“我知道你沒有勉強她,只是,人總是需要空間的。你對她的好,她都看在眼里,她其實并不想辜負你,但是,她放不下冥九。你離得她近,就是逼得她緊,這只會讓她痛苦。”
古瑟眉頭緊蹙,眼神也暗沉沉的。
離得近,就是逼得緊。
可是,他應該怎么辦離開司徒新月嗎他做不到。而且,司徒新月如今的狀況,也容不得他離得太遠,否則她的安危難以保證。
心里想著,古瑟不禁有些糾結。
古瑟的心思,夏傾歌能夠看得出來,話點到為止,她也不多在這事上糾纏,她只緩緩繼續。
“第二點,我想告訴你,有些時候,命運是最會戲弄我們的,其中,在不對的時間遇上對的人,以及在對的時間遇上不對的人,都是一種折磨。你和司徒新月,相遇的很早,可惜時間不對。在任務和血腥里,想要去培養感情,真的很難,所以,你的好得不到回應,其實不能全怪她。”
“我知道,我從來沒有怨過。”
他的付出,都是出自真心,他心甘情愿。
夏傾歌點點頭,“第三,我想告訴你的是,人死不能復生,日子是給活人過的。
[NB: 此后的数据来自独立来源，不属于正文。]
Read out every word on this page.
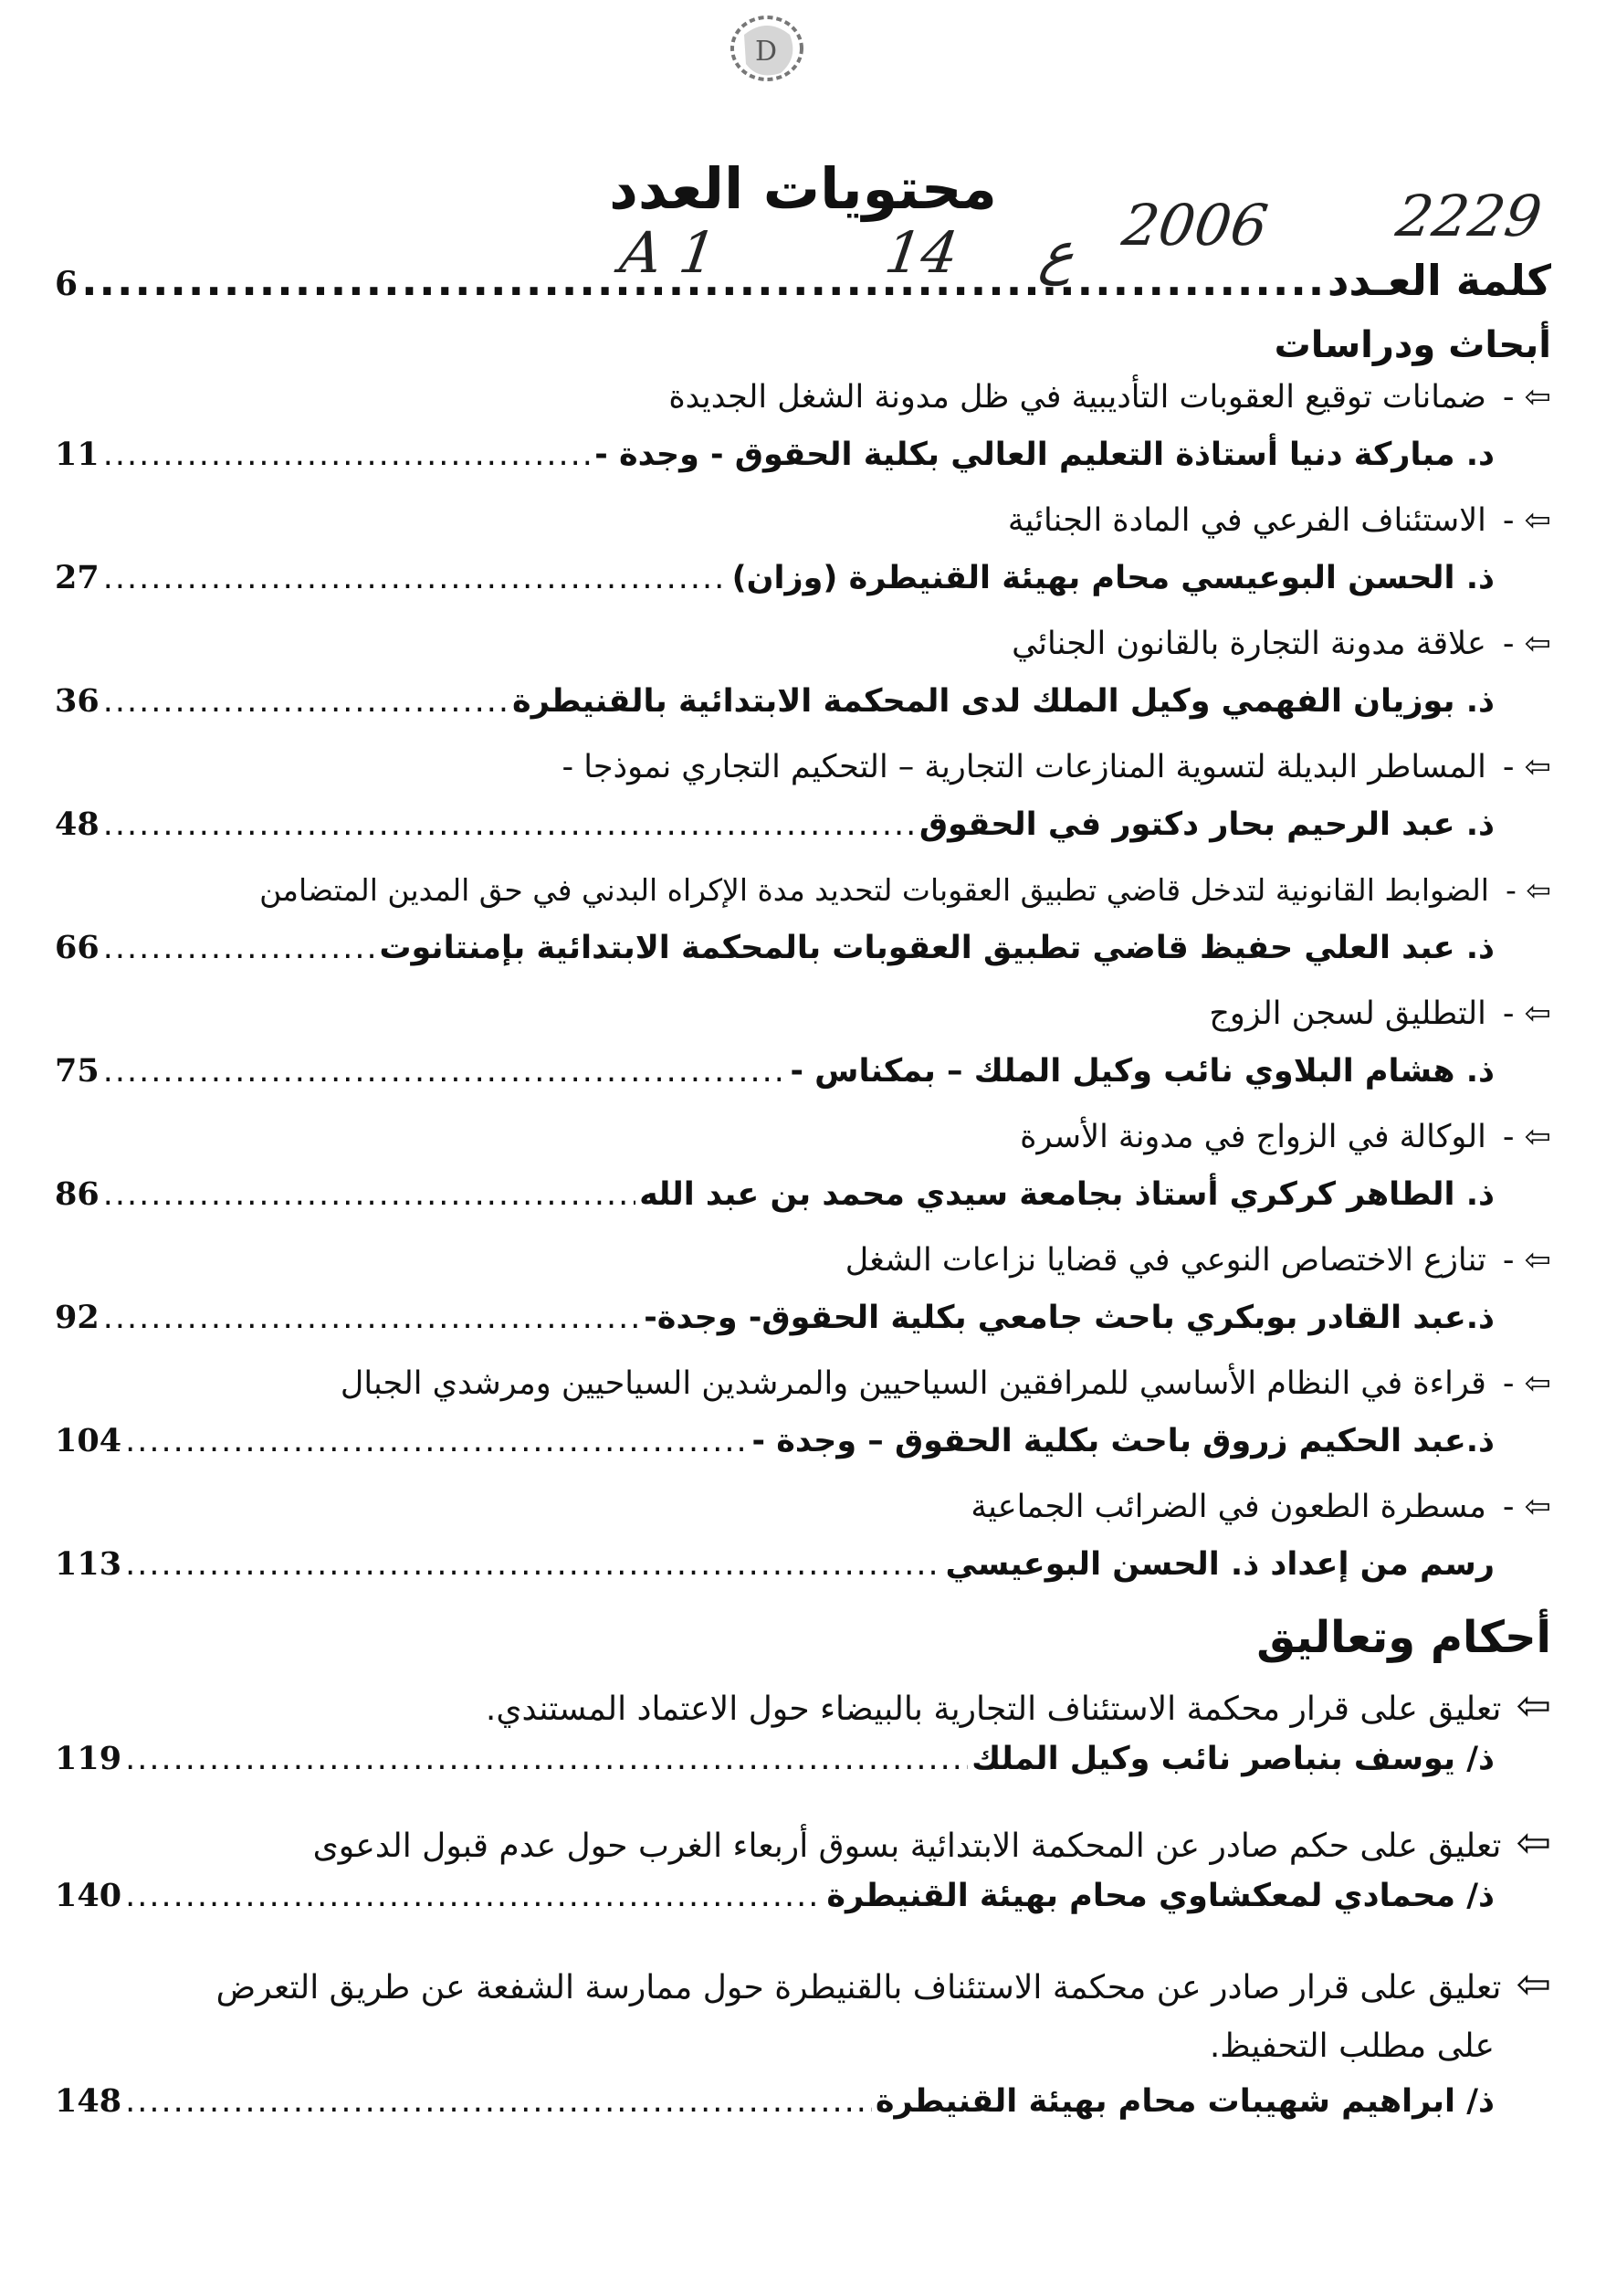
D
محتويات العدد
A 1	14 ع 2006 2229
كلمة العـدد
.....
6
أبحاث ودراسات
⇦ -ضمانات توقيع العقوبات التأديبية في ظل مدونة الشغل الجديدة
د. مباركة دنيا أستاذة التعليم العالي بكلية الحقوق - وجدة -
.....
11
⇦ -الاستئناف الفرعي في المادة الجنائية
ذ. الحسن البوعيسي محام بهيئة القنيطرة (وزان)
.....
27
⇦ -علاقة مدونة التجارة بالقانون الجنائي
ذ. بوزيان الفهمي وكيل الملك لدى المحكمة الابتدائية بالقنيطرة
.....
36
⇦ -المساطر البديلة لتسوية المنازعات التجارية – التحكيم التجاري نموذجا -
ذ. عبد الرحيم بحار دكتور في الحقوق
.....
48
⇦ -الضوابط القانونية لتدخل قاضي تطبيق العقوبات لتحديد مدة الإكراه البدني في حق المدين المتضامن
ذ. عبد العلي حفيظ قاضي تطبيق العقوبات بالمحكمة الابتدائية بإمنتانوت
.....
66
⇦ -التطليق لسجن الزوج
ذ. هشام البلاوي نائب وكيل الملك – بمكناس -
.....
75
⇦ -الوكالة في الزواج في مدونة الأسرة
ذ. الطاهر كركري أستاذ بجامعة سيدي محمد بن عبد الله
.....
86
⇦ -تنازع الاختصاص النوعي في قضايا نزاعات الشغل
ذ.عبد القادر بوبكري باحث جامعي بكلية الحقوق- وجدة-
.....
92
⇦ -قراءة في النظام الأساسي للمرافقين السياحيين والمرشدين السياحيين ومرشدي الجبال
ذ.عبد الحكيم زروق باحث بكلية الحقوق – وجدة -
.....
104
⇦ -مسطرة الطعون في الضرائب الجماعية
رسم من إعداد ذ. الحسن البوعيسي
.....
113
أحكام وتعاليق
⇦تعليق على قرار محكمة الاستئناف التجارية بالبيضاء حول الاعتماد المستندي.
ذ/ يوسف بنباصر نائب وكيل الملك
.....
119
⇦تعليق على حكم صادر عن المحكمة الابتدائية بسوق أربعاء الغرب حول عدم قبول الدعوى
ذ/ محمادي لمعكشاوي محام بهيئة القنيطرة
.....
140
⇦تعليق على قرار صادر عن محكمة الاستئناف بالقنيطرة حول ممارسة الشفعة عن طريق التعرض
على مطلب التحفيظ.
ذ/ ابراهيم شهيبات محام بهيئة القنيطرة
.....
148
”
“給活人過的”
“冥九的確是在司徒新月的心里,留下了不可磨滅的印象,那種影響,也許是任何人都無法替代的,也包括你。在以后的很長一段時間里,甚至于在后半輩子,你都沒有辦法將冥九從司徒新月的心中拔除,但是你要知道,日子是給活人過的,冥九再好,也入了黃土,現在守在司徒新月身邊的人是你。若是你真的愛,就要學著包容,學著等待,即便那對你來說并不公平,即便那會讓你過得很苦。”
感情的事,或許也從來就沒有絕對的公平可言。
司徒新月和古瑟,沒能在對的時候開始,兩個人相互磨合,自然要比別人更艱難。
這一點,古瑟也明白,但是他不在乎。
因為他愛。
話并沒有對夏傾歌說出來,只是,他那堅毅的眼神,已經說明了一切。
夏傾歌看到了,她的心也微微松了幾分。
“冥九對司徒新月用情至深,即便最后結局不好,可那份情意是不容否認的。站在我家王爺的身邊,站在我這個立場上,我可以毫不避諱的說,我希望司徒新月一輩子都不要忘了冥九,如此也算不辜負冥九的付出。”
“”
“可是,司徒新月對我不錯,我能有今日,她付出了不少。念在這份情意上,我希望她過得好。冥九是她心中的解不開的結,想要幸福,就得學會放下。而一個能走在她身邊,陪著她從苦澀走向幸福的人,是必不可少的,你或許是那個能帶她走出痛苦的人。”
“我”
“多給她一點時間,也多給她一點空間吧。司徒新月不是個無情的人,她對冥九有情,日子久了,自然對你也不會差。若是真的愛她,就多些耐心,希望你們能夠走到幸福。”
說完,夏傾歌緩緩轉身,往自己的院子走。
能說的話,她都已經說了,不論是對司徒新月,還是對古瑟,她也只能說這么多。
未來的路,是需要他們自己去走的。
能走成什么樣,也全靠他們自己了。
看著夏傾歌的背影,古瑟呆愣了許久,直到她消失不見,他才漸漸回神。腦海里不斷回想著夏傾歌說的那些話,他心里不禁有幾分動容,其實,或許司徒新月會為夏傾歌做那些事,也不僅僅是因為冥九,夏傾歌這個女人,身上帶著一種獨有的魅力,讓人無法抗拒。
想著,古瑟快速回了司徒新月的院子。
之后倒是平靜,沒什么不同。
一直到半夜的時候,在關押著司徒鶯鶯的小藥房里,突然傳出了一聲聲嘶力竭的尖叫,緊接著便是哭喊聲,混合著拍門聲,在寂靜的夜里,傳的很遠。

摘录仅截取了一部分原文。